I reviewed Neuromancer at the time. An entertaining book - but it's a world where it's hard to detect who, if anyone, is actually doing the work that sustains civilization. And I was irritated that the only characters who actually do anything all want to die. Fashionably edgy, but ultimately not very truthful ...

The influence of Neuromance on the sci-fi field was to provide a rallying point for people who wanted to be edgy and innovative but had no idea how. Gibson himself WAS an innovator, but then his work was labeled "cyberpunk" and many lesser writers wrote derivative stories and novels; basically, it was the intellectuals' version of writing Star Trek and Star Wars novels. Cyberpunk was just ... franchising Neuromancer, without paying Gibson any fees.

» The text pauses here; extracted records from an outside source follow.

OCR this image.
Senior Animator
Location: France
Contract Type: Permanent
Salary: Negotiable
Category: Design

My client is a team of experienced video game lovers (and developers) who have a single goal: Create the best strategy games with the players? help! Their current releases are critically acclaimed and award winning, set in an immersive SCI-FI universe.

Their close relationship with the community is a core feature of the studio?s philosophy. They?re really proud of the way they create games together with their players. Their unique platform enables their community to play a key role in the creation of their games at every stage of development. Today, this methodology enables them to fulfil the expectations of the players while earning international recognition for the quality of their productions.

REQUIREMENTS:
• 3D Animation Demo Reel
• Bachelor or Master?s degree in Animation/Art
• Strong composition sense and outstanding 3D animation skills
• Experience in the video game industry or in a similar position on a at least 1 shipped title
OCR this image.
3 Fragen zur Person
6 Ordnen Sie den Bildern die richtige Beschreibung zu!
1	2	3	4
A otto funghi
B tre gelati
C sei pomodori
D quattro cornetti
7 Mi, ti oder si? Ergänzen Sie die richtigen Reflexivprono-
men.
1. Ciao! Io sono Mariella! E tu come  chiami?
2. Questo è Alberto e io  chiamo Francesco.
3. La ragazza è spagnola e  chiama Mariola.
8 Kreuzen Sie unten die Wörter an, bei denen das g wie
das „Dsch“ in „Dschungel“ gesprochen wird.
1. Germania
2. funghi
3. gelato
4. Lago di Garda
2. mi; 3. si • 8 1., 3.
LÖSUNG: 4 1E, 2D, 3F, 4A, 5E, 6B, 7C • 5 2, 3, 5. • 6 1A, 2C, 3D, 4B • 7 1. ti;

It's the opposite of what Bruce Sterling intended when he called for a revolution in sci fi. He urged writers to stop setting their stories in a consensus reality, and to invent new realities. He pointed to Gibson as an example of how it's done. But instead of other writers following Gibson's example and inventing new futures, they just used Gibson's future - and his style.

And since what Gibson was doing was essentially transplanting noir style and sixties drug culture into a romanticized computer future, it wasn't exactly breaking new ground to have everybody else follow him down that road.

Not Gibson's fault. Neuromancer is a strong novel, and it can't be blamed for the shallow work that others did in imitation of it.